The ladies have been using their non-profit No More Secrets: Mind Body Spirit, Inc. to help with their mission of fighting period poverty. Run out of Medley’s therapy office and car, the community started to take notice and soon a whole movement was born.

“People started to ask us to take pictures with them for Instagram,” Medley said. “Now it’s like ‘The Pad Ladies are here! Here they come!’”

The SPOT (an acronym that stands for Safety Programming for Optimal Transformation) was funded entirely by donations sent through a GoFundMe campaign.

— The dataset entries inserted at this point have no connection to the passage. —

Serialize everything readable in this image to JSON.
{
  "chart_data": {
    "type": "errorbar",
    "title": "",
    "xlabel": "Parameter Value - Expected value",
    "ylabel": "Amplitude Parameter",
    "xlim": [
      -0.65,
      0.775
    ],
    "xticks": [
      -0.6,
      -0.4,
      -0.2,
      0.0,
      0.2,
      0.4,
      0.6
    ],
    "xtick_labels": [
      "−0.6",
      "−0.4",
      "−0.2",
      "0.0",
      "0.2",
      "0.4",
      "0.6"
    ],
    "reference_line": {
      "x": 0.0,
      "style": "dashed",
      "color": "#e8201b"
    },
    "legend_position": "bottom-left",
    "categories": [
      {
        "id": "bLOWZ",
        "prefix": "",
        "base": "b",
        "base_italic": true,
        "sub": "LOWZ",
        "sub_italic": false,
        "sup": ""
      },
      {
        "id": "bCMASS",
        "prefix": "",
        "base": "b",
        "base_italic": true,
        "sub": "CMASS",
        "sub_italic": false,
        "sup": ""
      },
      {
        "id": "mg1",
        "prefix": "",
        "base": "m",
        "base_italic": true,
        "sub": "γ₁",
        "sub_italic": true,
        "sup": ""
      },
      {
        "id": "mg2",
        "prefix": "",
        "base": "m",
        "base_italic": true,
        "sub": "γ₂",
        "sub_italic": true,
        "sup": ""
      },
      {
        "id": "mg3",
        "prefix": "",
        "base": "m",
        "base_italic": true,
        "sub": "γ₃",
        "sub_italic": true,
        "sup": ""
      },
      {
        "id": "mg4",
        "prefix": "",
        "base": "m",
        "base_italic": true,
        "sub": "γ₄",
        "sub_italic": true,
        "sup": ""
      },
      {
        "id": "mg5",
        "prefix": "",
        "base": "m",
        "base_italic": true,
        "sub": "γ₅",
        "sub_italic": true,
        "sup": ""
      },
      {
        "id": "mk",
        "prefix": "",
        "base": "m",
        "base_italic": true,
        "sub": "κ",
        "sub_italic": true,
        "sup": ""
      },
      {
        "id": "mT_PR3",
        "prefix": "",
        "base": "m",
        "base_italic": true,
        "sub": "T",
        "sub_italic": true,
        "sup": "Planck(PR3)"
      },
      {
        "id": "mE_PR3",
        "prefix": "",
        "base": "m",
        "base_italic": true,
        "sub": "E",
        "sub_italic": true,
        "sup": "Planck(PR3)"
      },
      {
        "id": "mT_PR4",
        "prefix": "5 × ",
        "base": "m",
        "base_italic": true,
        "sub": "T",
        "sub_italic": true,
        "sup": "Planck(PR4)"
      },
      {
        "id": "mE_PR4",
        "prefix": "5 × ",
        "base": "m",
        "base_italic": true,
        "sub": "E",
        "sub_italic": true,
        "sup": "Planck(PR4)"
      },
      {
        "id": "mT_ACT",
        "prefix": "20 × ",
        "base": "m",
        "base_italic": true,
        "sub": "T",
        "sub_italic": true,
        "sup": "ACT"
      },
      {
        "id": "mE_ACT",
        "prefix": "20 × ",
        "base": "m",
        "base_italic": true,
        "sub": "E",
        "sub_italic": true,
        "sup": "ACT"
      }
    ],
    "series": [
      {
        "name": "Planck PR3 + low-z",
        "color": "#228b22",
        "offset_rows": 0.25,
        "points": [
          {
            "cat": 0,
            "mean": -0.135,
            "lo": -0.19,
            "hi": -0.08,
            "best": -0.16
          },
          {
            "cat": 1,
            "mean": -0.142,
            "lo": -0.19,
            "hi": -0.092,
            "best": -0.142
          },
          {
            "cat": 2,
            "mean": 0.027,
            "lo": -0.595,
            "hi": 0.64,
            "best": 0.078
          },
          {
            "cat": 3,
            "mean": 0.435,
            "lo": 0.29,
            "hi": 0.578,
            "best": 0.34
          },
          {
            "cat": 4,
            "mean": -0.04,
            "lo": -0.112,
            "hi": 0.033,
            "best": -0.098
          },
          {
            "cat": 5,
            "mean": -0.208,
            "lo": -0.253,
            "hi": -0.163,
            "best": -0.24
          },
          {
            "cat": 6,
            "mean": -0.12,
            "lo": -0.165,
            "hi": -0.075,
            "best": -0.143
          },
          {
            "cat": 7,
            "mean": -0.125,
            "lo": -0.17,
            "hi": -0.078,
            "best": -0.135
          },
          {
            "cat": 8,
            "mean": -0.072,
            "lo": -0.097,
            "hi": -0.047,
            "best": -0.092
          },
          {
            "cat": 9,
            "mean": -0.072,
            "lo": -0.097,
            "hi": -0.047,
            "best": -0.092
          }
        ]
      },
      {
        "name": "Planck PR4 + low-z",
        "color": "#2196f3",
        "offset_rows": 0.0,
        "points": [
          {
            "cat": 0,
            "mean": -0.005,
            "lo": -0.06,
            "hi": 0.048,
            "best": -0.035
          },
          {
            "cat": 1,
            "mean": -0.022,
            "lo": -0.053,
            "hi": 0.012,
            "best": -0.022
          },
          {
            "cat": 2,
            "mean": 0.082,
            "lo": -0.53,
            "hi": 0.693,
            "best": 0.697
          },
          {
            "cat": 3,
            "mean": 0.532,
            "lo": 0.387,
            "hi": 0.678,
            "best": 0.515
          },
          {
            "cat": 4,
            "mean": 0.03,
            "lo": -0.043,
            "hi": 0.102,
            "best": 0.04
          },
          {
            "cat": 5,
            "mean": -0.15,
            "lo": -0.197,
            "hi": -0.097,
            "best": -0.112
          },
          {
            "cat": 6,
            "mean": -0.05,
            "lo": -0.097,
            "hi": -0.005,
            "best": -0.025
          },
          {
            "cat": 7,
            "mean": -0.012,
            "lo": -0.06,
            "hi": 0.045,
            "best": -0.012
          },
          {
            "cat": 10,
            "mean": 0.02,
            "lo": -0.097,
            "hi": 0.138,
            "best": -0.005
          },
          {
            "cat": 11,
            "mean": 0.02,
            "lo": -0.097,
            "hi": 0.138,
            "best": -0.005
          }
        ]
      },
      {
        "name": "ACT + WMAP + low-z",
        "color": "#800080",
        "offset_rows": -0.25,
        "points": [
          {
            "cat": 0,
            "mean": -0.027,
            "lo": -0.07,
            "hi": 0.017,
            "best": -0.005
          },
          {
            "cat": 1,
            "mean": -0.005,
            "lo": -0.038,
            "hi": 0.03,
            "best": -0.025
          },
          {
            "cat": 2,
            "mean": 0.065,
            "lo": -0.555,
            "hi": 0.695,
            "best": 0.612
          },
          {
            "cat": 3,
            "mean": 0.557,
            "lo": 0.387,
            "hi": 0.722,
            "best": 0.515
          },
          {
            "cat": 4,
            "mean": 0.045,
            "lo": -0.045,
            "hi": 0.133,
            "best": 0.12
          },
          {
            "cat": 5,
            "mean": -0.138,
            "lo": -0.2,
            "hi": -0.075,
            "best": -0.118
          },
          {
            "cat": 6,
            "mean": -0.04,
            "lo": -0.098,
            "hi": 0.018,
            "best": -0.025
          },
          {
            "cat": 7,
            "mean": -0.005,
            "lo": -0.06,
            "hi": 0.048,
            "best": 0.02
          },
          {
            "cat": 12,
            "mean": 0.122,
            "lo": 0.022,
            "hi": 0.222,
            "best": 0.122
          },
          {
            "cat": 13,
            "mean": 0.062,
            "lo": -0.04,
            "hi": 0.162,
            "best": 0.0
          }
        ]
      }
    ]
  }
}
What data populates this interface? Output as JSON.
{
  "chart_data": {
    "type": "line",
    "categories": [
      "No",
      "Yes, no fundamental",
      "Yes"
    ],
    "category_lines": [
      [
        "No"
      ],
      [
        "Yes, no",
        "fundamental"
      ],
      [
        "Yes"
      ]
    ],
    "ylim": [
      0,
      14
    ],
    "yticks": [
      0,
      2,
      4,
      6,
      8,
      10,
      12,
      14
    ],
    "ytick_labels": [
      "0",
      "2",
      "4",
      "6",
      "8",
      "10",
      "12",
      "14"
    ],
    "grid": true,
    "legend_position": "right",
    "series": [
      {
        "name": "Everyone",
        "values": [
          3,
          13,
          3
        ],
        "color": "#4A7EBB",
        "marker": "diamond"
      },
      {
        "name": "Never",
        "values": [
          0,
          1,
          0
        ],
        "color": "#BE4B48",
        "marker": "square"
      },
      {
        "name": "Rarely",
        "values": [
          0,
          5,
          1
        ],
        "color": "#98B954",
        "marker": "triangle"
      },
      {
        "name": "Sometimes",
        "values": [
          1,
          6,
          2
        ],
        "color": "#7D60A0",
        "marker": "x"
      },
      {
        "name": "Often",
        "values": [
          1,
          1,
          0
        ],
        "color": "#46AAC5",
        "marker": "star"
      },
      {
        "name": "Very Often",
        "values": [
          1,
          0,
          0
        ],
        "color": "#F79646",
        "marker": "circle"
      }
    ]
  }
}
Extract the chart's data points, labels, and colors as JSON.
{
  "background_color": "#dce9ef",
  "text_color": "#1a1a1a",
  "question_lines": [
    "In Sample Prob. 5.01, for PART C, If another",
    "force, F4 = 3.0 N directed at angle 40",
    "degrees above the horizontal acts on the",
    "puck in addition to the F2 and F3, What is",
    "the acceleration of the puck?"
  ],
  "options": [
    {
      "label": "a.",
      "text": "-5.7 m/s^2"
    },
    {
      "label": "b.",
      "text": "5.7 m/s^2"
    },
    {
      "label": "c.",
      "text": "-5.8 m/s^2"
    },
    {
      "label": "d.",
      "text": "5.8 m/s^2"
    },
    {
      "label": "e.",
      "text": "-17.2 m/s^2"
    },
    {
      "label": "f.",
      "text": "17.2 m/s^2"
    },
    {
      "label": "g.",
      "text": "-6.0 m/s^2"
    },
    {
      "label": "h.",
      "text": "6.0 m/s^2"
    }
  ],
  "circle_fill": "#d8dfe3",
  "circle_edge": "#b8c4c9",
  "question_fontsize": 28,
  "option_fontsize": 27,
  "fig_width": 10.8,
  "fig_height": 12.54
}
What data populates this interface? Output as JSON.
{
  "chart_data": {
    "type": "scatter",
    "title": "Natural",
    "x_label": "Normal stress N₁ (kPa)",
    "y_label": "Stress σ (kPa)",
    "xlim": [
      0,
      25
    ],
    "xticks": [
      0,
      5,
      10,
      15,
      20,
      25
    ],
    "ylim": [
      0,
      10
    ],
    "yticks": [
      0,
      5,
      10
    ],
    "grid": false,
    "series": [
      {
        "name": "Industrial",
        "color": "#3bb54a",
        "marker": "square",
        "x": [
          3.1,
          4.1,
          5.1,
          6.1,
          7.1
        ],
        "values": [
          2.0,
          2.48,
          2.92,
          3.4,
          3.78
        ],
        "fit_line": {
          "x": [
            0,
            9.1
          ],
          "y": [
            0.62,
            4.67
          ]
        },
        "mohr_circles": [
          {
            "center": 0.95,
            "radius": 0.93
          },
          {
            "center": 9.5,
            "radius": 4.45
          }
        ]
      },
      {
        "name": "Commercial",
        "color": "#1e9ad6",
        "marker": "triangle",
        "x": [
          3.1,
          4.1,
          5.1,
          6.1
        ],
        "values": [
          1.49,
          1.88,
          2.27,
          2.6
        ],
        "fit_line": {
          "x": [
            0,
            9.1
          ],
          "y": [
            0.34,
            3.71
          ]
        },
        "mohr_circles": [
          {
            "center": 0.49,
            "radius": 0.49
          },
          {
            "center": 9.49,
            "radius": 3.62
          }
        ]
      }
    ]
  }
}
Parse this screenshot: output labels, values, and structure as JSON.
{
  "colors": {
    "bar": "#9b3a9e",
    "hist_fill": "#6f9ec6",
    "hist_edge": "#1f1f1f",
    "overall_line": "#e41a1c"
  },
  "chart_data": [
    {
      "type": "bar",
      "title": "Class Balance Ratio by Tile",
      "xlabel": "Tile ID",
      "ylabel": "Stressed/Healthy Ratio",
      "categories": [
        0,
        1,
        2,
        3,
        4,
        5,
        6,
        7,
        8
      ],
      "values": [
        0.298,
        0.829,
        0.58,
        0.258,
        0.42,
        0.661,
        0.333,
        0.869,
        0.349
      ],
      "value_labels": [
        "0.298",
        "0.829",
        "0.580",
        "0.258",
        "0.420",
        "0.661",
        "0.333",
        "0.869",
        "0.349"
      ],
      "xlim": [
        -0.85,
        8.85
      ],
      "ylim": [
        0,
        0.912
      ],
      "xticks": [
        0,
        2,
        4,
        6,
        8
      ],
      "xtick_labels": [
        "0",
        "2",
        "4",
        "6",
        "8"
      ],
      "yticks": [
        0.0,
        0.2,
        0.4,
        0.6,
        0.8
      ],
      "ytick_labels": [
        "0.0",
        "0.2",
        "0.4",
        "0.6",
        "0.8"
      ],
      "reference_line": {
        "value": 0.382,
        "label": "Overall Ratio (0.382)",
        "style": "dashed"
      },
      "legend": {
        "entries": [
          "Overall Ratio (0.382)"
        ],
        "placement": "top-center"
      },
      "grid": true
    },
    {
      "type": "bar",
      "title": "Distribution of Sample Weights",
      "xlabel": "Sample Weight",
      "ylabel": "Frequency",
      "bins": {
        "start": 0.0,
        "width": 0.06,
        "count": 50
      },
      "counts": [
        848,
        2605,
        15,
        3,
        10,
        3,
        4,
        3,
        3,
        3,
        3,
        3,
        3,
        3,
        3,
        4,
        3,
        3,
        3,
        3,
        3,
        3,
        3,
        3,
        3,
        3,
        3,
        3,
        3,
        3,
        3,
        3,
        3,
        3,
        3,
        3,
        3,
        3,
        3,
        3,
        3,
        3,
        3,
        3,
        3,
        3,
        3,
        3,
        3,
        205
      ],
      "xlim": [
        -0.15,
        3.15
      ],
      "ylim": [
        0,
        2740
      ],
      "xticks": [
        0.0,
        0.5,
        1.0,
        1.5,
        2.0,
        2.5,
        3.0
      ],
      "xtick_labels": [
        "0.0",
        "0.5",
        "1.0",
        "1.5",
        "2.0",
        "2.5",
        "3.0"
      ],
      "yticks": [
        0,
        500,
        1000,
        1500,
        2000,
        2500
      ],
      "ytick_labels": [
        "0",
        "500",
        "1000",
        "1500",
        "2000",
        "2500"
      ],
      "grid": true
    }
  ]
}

The new hub offers a safe and welcoming space that provides an array of services for women including free menstrual and hygiene products, seminars and educational resources, access to clean water and toilets, a computer room, and kits for those experiencing a period for the first time. There’s also a Breonna Taylor safe room for “marginalized women to escape the dangers of the world.”

The Spot Period (Courtesy of No More Secrets)

“I think the difference in our approach is that we provide dignity to our communities. We do not give them pity because in my mind we should not have to do this work,” Medley said with tears welling in her eyes.

“I cry because I can’t believe this is something they have to ask for, to beg for — a pad or a tampon.”